Lightroom Video: The Ultimate Trick for Working With Skies
One of Lightroom’s best features for working with skies in your photos is the Graduated Filter. It’s a great way to realistically tame a bright sky without actually using a glass filter on your lens in the field. One of the problems with the Grad filter though (whether you use a real filter or the one in Lightroom), is that it tends to darken anything that goes above your horizon line (like trees or mountains). Well, in this week’s video I’ll walk you through one of the best tips I’ve found with the Grad Filter to help make those skies look great and bring out the detail in anything the filter may have inadvertently darkened. Enjoy and have a great weekend!
Using LightRoom’s graduated filter often works, but with some images it can cause problems. The worst is that it can smear colours. This is worst of all with reds. For example a red flower, a painted door (or a car’s brake light) can gain a faint red cloud around it, spoiling both detail and acutance as well as the colour.
A different way to bring up the sky is to use the local,adjustment tool and, by using a variety of brush sizes, to carefully paint in the sky, then to play with saturation, exposure, contrast, highlight’s and shadows to improve it’s appearance. It is more time consuming, but the rest of the image is unaffected.

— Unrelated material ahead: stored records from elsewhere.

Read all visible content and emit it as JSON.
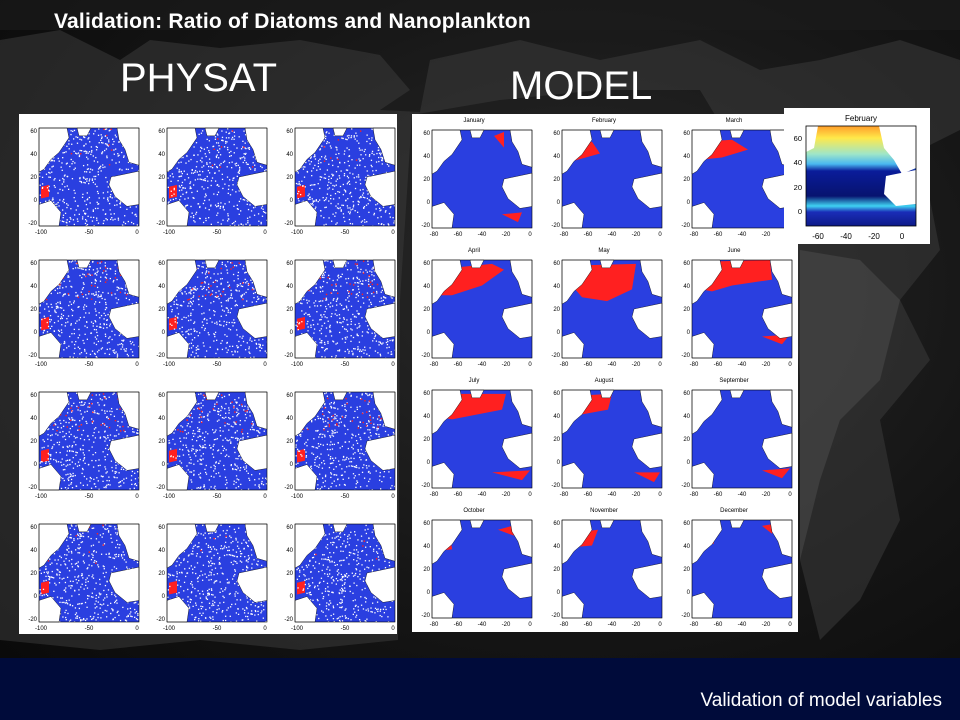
{
  "slide": {
    "title": "Validation: Ratio of Diatoms and Nanoplankton",
    "physat_label": "PHYSAT",
    "model_label": "MODEL",
    "footer": "Validation of model variables"
  },
  "physat_axes": {
    "x_ticks": [
      "-100",
      "-50",
      "0"
    ],
    "y_ticks": [
      "60",
      "40",
      "20",
      "0",
      "-20"
    ]
  },
  "model_axes": {
    "x_ticks": [
      "-80",
      "-60",
      "-40",
      "-20",
      "0"
    ],
    "y_ticks": [
      "60",
      "40",
      "20",
      "0",
      "-20"
    ]
  },
  "model_months": [
    "January",
    "February",
    "March",
    "April",
    "May",
    "June",
    "July",
    "August",
    "September",
    "October",
    "November",
    "December"
  ],
  "inset": {
    "title": "February",
    "y_ticks": [
      "60",
      "40",
      "20",
      "0"
    ],
    "x_ticks": [
      "-60",
      "-40",
      "-20",
      "0"
    ]
  },
  "colors": {
    "ocean_blue": "#2a3fe0",
    "diatom_red": "#ff2020",
    "land_white": "#ffffff",
    "footer_bg": "#000b3a"
  }
}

Sometimes it is also safe to enhance the sky by increasing the blue saturation and reducing highlights generally.
Finally adding some subtle post-crop vignetting can create nice effect. As well as further enhancing the sky it serves to draw the eye into the frame.
Top geezer. helped a lot, I have so many landscape photos!
Try this before but didn’t know abbot the shadow one
Great video Matt .. thanks for sharing. 🙂
Thanks for sharing all this content. I am fan of your work last couple of years.
Excellent trick! I had never thought of this! I purchased by first lee filter and graduated soft ND, but even that would have had a similar problem!
Great tip!
Thanks for such a neat trick.. never would have thought about moving the other sliders, especially the shadows one.
Great tip Matt.
nice trick, thanks
i am often using nx2 and color efex pro 4 and this problem doesn’t exist. just add a minus upoint and the montains is not touched !!!
ounce again it is a pity nikon left nx2 become so obsolete with respect to lightroom. it had a potential much more powerful than lightroom can do.
nik plugins are similar but need multi-tiff.
ononesuite 7.5 has nice intelligent brush but again, we need tif files.
but as you show in lightroom this is a big problem and i am happy to see a solution exists and i don’t need using tiff and plugin all the times.
however i am surprised the solution is so simple.
i thought that you should had taken the brush with an “inverted effect”, hard to find with a gradient, or something like that !!!
best regards
marc
Usefull for me Mat. Thanks
You can also use a little less exposure adjustment and play with the highlights as well. Great tip
Excellent video. So simple to do. Thanks Matt
Neat trick, thanks Mat! As you mentioned in the video I was one of those who missed “Shadow” slider in the Grad filter options.
Wow! I’ve been frustrated over that problem for long time, resorting to brushes. This tip realy is a Killer Tip! Thanx a lot!